Adrian Graham

Bad Day at Black Rock film poster

Bad Day at Black Rock vs The Last Picture Show

In Bad Day at Black Rock (1955) a mysterious man arrives at a small town ‘in the middle of nowhere’ – stepping off a train and inquiring about a Mr Komoko – his presence makes everyone in the town uncomfortable.

The Last Picture Show (1971) tells the story of a group of teenagers, coming of age in a ‘dead end town’ that’s been sidestepped by mid-20th Century America. These stories explore the flip-side of the American dream, the antithesis of the jingoistic ticker tape parade – not exactly a diabolical or dystopian world, so much as one where things have gone off the rails, where working class underachievers blunder into lives of low expectation, desperately seeking meaning in whatever way they can. In Bad Day At Black Rock the mysterious stranger breaks through the poisoned status quo by sheer persistence, and in the process he comes into violent conflict with the town bully.

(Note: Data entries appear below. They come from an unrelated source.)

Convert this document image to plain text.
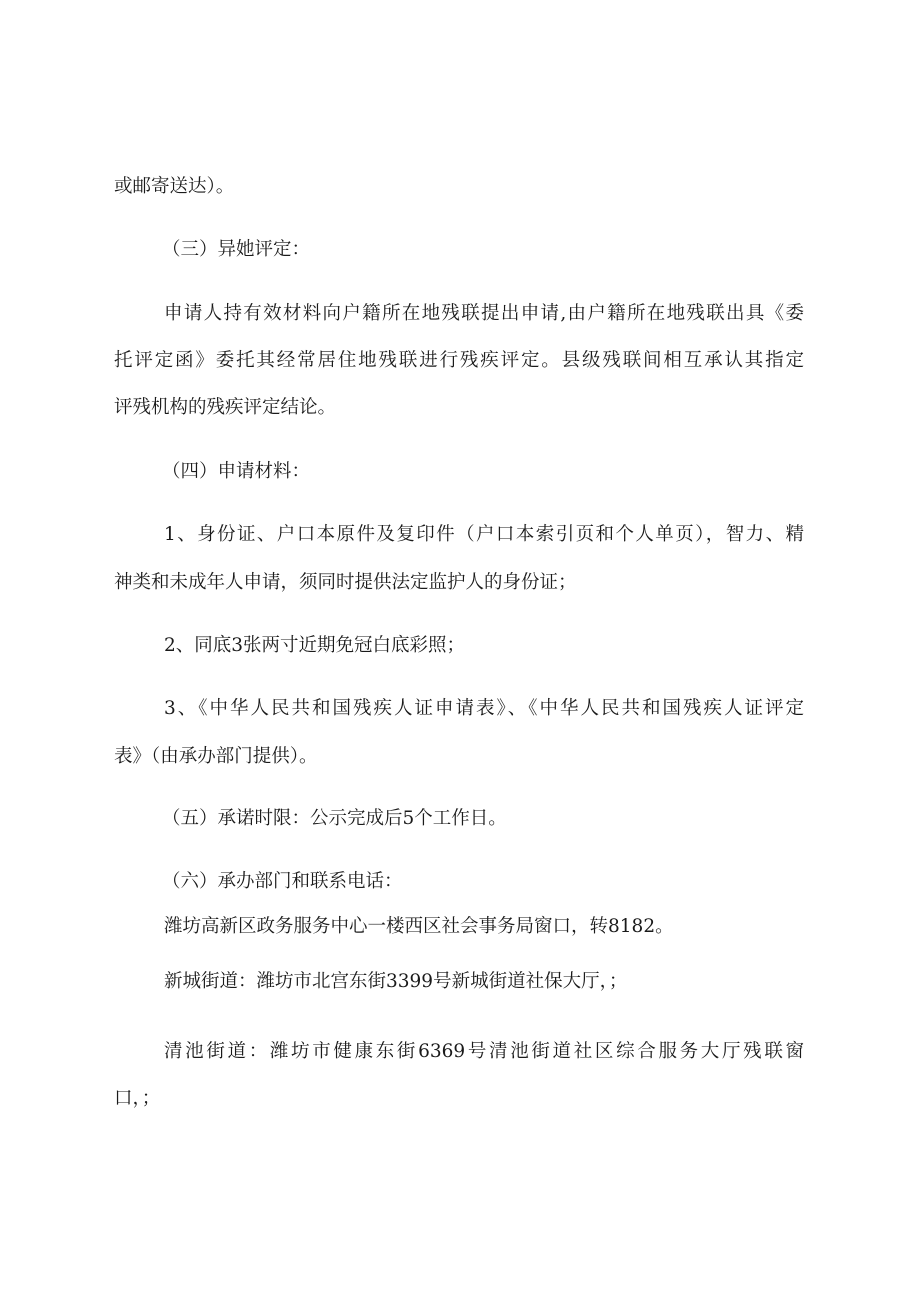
或邮寄送达）。
（三）异她评定：
申请人持有效材料向户籍所在地残联提出申请,由户籍所在地残联出具《委
托评定函》委托其经常居住地残联进行残疾评定。县级残联间相互承认其指定
评残机构的残疾评定结论。
（四）申请材料：
1、身份证、户口本原件及复印件（户口本索引页和个人单页），智力、精
神类和未成年人申请，须同时提供法定监护人的身份证；
2、同底3张两寸近期免冠白底彩照；
3、《中华人民共和国残疾人证申请表》、《中华人民共和国残疾人证评定
表》（由承办部门提供）。
（五）承诺时限：公示完成后5个工作日。
（六）承办部门和联系电话：
潍坊高新区政务服务中心一楼西区社会事务局窗口，转8182。
新城街道：潍坊市北宫东街3399号新城街道社保大厅，；
清池街道：潍坊市健康东街6369号清池街道社区综合服务大厅残联窗
口，；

The Last Picture Show shows bored teenagers distracted by sex to alleviate the claustrophobia and emptiness of small town life. But these are small towns with small town thinking, and the stifling social conventions of conservative 1950s America. In these small towns ‘everyone knows everyone’, and everyone else is an outsider. It’s an inward-looking world. Teenagers, without the opportunity of a place at university, are doomed to a mundane and inconsequential life. These are the backwaters, culturally dead, ossified by the status quo. The youth, with their dreams and aspirations, will surely have their hopes dashed and endure a frustrating future. Even relative success stories in The Last Picture Show are tarnished by unhappy marriages, futile resentments, and destructive rivalries – and in one case is literally unable to perform. This is far from the American dream, more like an American failure. At best, characters are bundles of desire, subjects of their uncontrolled hormones, and at worst – in Bad Day At Black Rock – people are poisoned by envy and prejudice.